By James Drew
Lockheed Martin wants to see the continuation of the X-47B demonstrator programme led by Northrop Grumman as the US Navy’s unmanned carrier-launched airborne surveillance and strike (UCLASS) competition enters a “waiting period” with no firm requirements so far revealed.
Bob Ruszkowski, Lockheed’s director of advanced air dominance and unmanned systems strategy, says that industry and the navy still have much to learn about unmanned operations within a battle carrier group that is swarming with manned aircraft.
“It’s still very important for the navy to continue to learn how to operate unmanned aircraft in a manned aircraft environment,” he says. “The navy would have a lot to gain from continuing those demonstrations.”

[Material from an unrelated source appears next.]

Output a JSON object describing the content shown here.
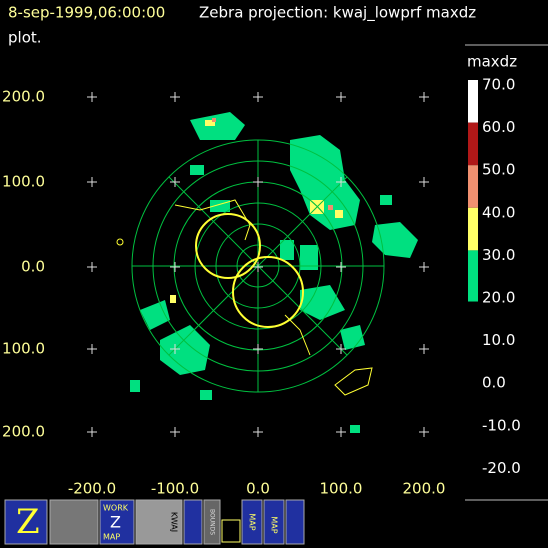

Ruszkowski says future X-47B testing could focus on command and control (C2), safe operations, information sharing across the battle group, and concepts of operation. That would help reduce risk across the UCLASS programme, he adds.
Lockheed, Northrop, Boeing and General Atomics Aeronautical Systems all intend to compete once the navy issues a request for proposals, but US lawmakers and some within the military have questioned whether the aircraft should be more focused on the combat element of the mission.
Until the requirements are established, Ruszkowski says the teams cannot firm their competing air vehicle design. However, more work can be done on “fundamental systems” like C2 and deck handling.
Lockheed is committed to a fixed wing design, but little else. “It’s adaptable, it’s flexible and it has the attribute for what we believe the future requirements need to be,” says Ruszkowski. “We’re well positioned to compete.”